Updated to say that I thought the second half of the book didn’t hold as well as the first half. Changez’s transformation from a successful analyst to a disgruntled slack is not earned, I’m afraid. It fits the plot, but doesn’t fit the character. I did like this book a lot, though, for other reasons. I could see the influence of Tayib Salih and Joseph Conrad, and if I were not so completely busy with my own novel, I think I would have written about The Reluctant Fundamentalist at great length.

Yasmina Khadra’s The Attack

Monday, March 5th, 2007

theattack.jpegThis weekend I tried reading Yasmina Khadra’s The Attack, translated by John Cullen. Khadra, you may recall, is the pseudonym of Algerian novelist (and ex army officer) Mohamed Moulessehoul. While his earlier work was set in his native Algeria, The Swallows of Kabul was set in Afghanistan, The Attack is set in Israel, and his latest, The Sirens of Baghdad, is set in Iraq. (By the way, do you think his next one will be set in Iran? With a title like The Sparrows of Tehran?)

The Attack is about a successful Arab Israeli surgeon named Amin Jaafari who works to save the many victims of a suicide bombing in Tel Aviv, only to discover that his wife Sihem was behind the terrorist attack. Let’s just say I couldn’t get very far into the novel. I thought it relied too much on cliché both in terms of character development, and in terms of the language itself (e.g., “The eyes in [a sheikh] ascetic’s face glinted like the blade of a scimitar.”)

Tahmima Anam’s A Golden Age

Tuesday, February 20th, 2007

agoldenage.jpgI just finished reading Tahmima Anam’s first book, A Golden Age, a historical novel set during the Bangladeshi war of independence. It follows a young widow named Rehana, as she tries to keep her small family–her son Sohail, and her daughter Maya–together through the horror of the 1971 war with Pakistan. A Golden Age has one of the best opening chapters I’ve read in a while, and so it was good to see it included in the latest issue of Granta magazine (Granta 96: War Zones).
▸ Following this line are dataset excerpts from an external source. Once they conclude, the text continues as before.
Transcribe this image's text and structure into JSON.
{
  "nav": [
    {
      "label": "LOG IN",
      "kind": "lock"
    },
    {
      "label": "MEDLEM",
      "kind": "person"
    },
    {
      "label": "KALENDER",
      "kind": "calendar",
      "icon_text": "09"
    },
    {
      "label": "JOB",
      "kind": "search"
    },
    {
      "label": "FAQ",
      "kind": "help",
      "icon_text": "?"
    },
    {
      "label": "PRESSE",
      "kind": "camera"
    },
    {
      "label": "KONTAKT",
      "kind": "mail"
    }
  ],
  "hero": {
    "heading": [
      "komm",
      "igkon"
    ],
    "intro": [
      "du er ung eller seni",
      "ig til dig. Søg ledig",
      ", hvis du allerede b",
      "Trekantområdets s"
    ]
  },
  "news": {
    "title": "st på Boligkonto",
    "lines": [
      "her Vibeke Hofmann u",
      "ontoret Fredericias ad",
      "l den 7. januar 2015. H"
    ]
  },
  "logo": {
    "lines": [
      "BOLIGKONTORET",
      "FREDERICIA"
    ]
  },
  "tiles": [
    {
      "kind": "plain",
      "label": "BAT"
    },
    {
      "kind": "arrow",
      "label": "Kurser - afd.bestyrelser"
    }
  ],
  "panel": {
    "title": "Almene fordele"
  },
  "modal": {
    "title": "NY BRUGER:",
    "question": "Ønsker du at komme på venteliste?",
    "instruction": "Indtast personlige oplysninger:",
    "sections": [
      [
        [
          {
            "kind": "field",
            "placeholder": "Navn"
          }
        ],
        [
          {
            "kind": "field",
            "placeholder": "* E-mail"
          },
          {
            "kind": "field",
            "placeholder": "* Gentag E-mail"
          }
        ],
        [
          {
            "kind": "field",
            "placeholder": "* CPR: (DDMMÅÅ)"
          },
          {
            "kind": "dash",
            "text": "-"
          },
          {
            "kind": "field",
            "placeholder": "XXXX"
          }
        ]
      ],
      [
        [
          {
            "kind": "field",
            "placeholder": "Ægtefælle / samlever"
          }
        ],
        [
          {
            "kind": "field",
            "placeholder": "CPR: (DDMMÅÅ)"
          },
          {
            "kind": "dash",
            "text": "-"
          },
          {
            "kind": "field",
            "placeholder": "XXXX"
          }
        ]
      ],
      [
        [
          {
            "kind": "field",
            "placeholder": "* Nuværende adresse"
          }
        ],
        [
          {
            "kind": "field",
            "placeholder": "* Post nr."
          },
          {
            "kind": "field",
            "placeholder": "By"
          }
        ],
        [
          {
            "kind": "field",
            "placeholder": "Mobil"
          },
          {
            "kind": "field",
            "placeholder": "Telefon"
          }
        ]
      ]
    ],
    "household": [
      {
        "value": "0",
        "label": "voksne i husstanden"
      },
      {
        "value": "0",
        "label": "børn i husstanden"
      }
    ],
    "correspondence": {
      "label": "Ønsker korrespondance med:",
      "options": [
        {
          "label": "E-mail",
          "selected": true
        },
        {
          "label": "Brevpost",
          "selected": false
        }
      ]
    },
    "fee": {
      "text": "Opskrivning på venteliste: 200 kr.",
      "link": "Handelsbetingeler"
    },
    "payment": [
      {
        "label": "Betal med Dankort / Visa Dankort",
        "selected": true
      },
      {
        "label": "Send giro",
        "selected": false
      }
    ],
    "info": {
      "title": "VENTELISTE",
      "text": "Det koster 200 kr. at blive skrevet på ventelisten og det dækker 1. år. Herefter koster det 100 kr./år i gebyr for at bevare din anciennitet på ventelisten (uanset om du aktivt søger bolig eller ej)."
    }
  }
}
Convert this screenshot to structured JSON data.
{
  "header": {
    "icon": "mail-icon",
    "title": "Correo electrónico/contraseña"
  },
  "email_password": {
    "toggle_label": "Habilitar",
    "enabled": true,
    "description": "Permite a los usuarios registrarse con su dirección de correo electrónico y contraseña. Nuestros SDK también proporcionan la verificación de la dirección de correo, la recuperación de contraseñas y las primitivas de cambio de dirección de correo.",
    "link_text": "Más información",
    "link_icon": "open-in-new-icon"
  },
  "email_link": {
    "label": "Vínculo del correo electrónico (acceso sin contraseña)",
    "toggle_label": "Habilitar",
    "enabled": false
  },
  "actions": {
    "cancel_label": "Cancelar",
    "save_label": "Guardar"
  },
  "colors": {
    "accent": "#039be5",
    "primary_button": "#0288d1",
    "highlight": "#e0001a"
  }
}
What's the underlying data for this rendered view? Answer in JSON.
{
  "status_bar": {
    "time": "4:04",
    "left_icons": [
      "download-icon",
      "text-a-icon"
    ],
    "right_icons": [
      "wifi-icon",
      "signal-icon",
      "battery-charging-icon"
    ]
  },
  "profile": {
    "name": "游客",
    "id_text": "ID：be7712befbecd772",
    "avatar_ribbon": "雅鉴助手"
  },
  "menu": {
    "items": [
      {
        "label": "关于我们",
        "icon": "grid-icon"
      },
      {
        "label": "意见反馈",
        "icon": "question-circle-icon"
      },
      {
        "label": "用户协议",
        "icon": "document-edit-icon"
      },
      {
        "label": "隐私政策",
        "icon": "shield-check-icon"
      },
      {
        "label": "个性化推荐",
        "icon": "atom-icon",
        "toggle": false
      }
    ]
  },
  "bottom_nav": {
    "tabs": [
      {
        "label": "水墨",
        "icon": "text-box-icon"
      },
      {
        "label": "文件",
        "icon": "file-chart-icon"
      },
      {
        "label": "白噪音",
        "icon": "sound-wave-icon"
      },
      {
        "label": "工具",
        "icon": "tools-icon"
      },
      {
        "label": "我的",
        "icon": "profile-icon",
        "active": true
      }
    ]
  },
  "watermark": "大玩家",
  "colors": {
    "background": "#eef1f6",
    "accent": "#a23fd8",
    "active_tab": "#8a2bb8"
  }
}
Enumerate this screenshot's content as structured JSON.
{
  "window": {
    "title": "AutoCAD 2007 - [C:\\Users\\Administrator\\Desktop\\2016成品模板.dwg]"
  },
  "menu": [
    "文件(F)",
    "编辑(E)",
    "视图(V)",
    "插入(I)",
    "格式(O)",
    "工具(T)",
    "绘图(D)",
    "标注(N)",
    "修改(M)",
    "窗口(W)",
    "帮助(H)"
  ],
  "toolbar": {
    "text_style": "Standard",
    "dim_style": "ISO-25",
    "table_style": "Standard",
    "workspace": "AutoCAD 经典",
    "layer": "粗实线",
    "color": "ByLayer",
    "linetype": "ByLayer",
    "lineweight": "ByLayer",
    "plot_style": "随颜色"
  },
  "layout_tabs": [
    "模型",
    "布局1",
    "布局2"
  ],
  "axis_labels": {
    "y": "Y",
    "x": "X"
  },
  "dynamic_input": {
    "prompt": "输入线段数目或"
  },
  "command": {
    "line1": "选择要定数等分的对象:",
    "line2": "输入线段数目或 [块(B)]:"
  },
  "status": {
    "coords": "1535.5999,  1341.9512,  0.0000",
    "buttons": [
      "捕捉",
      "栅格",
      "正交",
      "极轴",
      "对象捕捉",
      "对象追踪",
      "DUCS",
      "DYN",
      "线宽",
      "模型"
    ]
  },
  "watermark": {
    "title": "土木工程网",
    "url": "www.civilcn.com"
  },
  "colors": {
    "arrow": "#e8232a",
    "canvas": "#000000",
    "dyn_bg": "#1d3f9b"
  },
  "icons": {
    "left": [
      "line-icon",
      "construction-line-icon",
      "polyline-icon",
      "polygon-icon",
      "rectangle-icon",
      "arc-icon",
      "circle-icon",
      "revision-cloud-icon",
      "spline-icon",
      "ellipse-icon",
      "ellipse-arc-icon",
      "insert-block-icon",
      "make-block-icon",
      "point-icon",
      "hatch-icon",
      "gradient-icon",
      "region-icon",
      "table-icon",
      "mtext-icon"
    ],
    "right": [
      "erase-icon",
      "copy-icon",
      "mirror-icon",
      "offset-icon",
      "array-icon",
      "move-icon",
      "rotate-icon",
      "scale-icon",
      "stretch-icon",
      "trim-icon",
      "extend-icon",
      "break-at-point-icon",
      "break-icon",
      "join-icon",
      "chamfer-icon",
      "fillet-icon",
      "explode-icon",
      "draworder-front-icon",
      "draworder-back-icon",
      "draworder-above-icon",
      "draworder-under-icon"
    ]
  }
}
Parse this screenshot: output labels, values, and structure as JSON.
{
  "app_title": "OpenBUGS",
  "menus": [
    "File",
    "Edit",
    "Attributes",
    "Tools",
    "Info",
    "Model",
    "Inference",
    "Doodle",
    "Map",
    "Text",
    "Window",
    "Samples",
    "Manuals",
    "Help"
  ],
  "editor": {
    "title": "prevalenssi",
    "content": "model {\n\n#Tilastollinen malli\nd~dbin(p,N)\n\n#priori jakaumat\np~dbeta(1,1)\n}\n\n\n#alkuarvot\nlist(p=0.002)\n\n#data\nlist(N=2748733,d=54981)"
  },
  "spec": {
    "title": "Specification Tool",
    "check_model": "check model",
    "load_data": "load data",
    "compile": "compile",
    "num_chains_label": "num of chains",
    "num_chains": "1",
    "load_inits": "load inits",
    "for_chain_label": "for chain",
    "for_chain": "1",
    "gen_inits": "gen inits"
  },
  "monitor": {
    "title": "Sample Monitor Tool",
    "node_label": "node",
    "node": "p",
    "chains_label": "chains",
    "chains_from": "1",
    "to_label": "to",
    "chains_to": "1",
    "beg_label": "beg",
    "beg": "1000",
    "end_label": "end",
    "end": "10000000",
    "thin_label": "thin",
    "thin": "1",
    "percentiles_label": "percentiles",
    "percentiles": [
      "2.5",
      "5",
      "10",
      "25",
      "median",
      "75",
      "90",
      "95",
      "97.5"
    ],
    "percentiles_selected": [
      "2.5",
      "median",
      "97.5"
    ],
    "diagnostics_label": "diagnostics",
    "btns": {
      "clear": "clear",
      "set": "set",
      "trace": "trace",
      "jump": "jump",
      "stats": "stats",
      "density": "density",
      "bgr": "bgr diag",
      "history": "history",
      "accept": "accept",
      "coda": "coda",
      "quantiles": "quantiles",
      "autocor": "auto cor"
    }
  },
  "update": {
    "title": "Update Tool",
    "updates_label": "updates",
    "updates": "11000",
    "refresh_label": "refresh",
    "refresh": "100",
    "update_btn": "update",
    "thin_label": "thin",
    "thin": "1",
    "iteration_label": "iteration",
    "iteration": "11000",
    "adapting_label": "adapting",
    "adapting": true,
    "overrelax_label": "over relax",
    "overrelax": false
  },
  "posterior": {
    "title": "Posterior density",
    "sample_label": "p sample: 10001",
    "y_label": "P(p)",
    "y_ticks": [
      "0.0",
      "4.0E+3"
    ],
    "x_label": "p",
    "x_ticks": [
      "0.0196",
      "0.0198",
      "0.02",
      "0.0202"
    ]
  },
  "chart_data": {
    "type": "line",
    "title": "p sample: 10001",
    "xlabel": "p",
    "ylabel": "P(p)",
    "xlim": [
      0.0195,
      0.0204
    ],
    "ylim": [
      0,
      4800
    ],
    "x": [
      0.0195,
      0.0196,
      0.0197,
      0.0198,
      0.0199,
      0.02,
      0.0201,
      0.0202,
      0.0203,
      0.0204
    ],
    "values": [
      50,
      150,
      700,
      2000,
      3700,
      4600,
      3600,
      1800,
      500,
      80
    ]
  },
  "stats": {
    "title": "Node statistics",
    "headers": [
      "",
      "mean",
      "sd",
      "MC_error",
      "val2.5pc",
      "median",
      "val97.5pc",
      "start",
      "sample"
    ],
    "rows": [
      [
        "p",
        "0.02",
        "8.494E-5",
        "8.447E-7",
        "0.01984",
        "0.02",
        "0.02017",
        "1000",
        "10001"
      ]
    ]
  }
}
Pramoedya’s It’s Not An All Night Fair

Monday, February 12th, 2007

toer_all_night_fair.jpegPramoedya Ananta Toer’s It’s Not And All Night Fair is one of those books where very little happens–a man travels from Jakarta to his home village in Java to see his father, who is fatally ill–and yet I couldn’t put it down. It paints the portrait of a complex father-son relationship in modern-day Indonesia. The father fought for independence from the Dutch, chose to stay in his village, and has clung to his ideals, while the narrator has only known the corrupt rule of Sukarno, has moved to the big city, and is mostly preoccupied with making it. Once, the father had been offered a chance to join a local assembly, which would have meant he could have become part of the ruling elite, but he refused the appointment: “The local assembly is only a stage. And I don’t fancy becoming a clown–even a big clown.” By contrast, the son worries about the cost of everything, and describes his salary as being ” only enough to allow you to go on breathing.” We get a picture of a country in which hopes of a better life after independence have been dashed, and where the older man has more aspirations than the younger one. The prose is very plain, but the images are striking. On a long evening, for example, we are told that “the night outside went on swallowing the span of men’s lives.” The book stayed with me.